In The Miniaturists Barbara Browning explores her attraction to tininess and the stories of those who share it. Interweaving autobiography with research on unexpected topics and letting her voracious curiosity guide her, Browning offers a series of charming short essays that plumb what it means to ponder the minuscule. She is as entranced by early twentieth-century entomologist William Morton Wheeler, who imagined corresponding with termites, as she is by Frances Glessner Lee, the “mother of forensic science,” who built intricate dollhouses to solve crimes.
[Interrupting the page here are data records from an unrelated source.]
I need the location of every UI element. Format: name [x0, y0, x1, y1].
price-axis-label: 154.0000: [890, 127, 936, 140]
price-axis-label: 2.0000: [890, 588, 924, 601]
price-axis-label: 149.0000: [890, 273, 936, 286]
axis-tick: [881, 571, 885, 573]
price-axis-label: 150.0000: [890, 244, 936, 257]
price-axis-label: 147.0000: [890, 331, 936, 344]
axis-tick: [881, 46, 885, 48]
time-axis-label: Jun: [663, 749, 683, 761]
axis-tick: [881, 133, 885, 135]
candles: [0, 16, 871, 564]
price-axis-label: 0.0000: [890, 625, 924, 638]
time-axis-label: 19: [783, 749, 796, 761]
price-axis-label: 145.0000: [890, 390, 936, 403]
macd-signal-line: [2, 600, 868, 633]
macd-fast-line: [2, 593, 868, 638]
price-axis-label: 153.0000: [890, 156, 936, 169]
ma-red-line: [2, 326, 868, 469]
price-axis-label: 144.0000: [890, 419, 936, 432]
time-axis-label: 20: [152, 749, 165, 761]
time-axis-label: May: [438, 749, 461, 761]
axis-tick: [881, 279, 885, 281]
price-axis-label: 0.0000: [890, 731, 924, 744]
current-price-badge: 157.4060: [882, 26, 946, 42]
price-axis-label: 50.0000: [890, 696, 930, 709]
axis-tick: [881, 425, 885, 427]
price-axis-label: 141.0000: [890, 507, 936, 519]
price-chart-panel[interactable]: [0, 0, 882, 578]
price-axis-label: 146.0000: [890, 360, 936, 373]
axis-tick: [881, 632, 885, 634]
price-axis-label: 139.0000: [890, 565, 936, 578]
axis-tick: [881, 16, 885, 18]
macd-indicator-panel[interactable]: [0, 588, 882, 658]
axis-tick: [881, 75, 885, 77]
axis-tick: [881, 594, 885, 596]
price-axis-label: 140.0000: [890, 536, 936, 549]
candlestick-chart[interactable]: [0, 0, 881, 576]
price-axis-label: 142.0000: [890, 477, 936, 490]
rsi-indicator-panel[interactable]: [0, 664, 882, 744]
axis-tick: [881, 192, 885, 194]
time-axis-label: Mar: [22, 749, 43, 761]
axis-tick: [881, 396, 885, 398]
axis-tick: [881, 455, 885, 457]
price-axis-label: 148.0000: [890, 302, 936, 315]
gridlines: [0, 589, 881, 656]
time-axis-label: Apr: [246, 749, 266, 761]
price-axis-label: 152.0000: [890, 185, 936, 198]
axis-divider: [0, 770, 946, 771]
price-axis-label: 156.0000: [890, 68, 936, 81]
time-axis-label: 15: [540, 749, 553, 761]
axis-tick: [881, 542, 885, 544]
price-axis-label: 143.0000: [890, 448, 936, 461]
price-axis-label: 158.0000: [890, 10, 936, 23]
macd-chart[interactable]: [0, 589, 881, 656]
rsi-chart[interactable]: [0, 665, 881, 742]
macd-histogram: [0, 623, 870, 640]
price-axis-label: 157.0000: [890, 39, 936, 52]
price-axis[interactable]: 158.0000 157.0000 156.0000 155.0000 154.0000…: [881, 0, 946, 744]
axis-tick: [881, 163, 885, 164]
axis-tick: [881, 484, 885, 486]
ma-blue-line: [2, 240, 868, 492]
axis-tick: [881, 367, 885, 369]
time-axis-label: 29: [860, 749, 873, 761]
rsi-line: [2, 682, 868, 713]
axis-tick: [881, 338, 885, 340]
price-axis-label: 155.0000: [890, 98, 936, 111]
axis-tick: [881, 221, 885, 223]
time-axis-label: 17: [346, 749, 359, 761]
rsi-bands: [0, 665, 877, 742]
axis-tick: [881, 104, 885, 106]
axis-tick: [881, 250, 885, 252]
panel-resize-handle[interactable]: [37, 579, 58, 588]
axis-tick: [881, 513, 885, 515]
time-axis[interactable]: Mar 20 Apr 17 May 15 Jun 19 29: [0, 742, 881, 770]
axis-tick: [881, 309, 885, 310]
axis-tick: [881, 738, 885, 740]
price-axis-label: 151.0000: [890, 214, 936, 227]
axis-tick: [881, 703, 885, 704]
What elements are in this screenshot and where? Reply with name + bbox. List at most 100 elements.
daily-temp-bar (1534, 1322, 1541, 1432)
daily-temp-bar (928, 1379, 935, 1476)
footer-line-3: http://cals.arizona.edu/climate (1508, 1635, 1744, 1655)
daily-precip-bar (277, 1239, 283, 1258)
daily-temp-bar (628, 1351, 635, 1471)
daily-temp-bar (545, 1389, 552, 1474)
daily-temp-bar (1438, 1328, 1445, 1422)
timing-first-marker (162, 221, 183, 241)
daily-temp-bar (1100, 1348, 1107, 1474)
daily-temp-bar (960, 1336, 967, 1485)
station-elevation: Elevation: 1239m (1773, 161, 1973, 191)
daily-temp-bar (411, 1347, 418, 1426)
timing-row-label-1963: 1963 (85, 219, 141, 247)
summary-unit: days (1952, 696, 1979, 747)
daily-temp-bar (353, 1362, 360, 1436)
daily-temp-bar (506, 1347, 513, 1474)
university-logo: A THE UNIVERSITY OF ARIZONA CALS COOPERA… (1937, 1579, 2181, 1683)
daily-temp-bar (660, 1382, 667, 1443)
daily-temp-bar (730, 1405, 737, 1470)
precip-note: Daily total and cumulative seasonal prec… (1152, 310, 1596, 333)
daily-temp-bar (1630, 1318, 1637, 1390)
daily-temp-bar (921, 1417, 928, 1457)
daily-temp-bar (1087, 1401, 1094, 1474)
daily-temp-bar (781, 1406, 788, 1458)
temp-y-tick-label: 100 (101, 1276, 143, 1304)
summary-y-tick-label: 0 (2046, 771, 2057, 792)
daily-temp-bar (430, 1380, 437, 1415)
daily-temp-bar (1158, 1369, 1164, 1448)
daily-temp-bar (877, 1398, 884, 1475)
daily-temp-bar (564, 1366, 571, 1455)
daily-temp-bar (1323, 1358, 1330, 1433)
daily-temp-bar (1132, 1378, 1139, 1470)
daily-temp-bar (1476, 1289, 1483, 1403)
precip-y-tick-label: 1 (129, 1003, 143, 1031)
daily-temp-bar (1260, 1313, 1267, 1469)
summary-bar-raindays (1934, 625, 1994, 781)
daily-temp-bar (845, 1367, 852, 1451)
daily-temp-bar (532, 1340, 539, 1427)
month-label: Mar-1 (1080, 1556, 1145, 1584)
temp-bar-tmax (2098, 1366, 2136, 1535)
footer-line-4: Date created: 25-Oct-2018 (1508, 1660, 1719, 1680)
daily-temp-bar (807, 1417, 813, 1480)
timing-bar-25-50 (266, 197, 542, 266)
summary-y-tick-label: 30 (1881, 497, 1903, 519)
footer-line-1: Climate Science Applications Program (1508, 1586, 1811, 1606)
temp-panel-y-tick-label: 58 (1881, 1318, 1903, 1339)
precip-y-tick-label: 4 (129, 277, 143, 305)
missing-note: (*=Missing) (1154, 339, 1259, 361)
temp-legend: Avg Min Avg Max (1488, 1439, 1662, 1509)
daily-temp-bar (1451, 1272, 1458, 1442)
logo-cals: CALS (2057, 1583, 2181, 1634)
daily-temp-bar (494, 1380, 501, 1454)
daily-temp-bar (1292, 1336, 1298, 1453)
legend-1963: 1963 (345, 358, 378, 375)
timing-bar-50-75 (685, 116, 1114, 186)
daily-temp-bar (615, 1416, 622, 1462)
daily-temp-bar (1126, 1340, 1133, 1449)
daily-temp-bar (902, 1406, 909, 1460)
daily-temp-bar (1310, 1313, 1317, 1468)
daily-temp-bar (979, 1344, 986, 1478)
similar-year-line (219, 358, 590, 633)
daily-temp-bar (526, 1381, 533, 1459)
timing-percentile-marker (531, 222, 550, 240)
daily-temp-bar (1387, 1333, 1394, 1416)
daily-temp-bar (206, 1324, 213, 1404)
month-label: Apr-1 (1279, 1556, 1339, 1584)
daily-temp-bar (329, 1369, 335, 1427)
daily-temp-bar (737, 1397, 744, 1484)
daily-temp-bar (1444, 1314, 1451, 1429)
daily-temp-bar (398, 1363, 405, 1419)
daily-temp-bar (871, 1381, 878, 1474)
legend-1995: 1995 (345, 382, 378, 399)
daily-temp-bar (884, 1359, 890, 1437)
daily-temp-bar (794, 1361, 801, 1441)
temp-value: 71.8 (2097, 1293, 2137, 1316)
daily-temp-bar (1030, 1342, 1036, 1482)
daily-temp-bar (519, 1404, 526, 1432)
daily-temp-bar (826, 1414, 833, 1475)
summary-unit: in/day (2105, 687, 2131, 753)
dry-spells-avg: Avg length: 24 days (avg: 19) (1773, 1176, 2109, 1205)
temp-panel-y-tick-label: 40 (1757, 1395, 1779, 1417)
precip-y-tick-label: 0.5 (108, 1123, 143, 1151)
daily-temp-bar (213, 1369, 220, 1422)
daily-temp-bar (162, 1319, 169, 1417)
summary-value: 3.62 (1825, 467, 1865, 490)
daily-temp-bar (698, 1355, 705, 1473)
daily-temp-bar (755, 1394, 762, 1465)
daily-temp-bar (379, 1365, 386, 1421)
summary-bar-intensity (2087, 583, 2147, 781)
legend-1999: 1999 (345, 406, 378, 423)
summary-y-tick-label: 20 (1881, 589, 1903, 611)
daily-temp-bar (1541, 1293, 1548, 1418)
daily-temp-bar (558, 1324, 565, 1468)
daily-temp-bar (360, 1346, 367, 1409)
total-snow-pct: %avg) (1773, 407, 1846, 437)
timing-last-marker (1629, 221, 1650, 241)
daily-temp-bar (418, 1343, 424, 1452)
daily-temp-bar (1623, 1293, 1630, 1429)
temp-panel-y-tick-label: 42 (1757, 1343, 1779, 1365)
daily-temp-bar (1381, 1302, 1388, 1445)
Whether examining Honey, I Shrunk the Kids, the Schoenhut toy piano dynasty, portrait miniatures, diminutive handwriting, or Jonathan Swift’s and Lewis Carroll’s preoccupation with tiny people, Browning shows how a preoccupation with all things tiny can belie an attempt to grasp vast---even cosmic---realities.
The Terrarium: Correspondence and Essays
This work of literary non-fiction is comprised of alternating chapters between the two authors. Browning’s chapters take the form of personal correspondence to her co-author, while Régnier’s take the form of seemingly internal, contemplative essays, drawing on his prior journal entries, songs, and photographs. The distinction, however, between second and third-person address is perhaps illusory, as the work goes on to illustrate the ways in which personal correspondence and contemplative writing bleed into one another.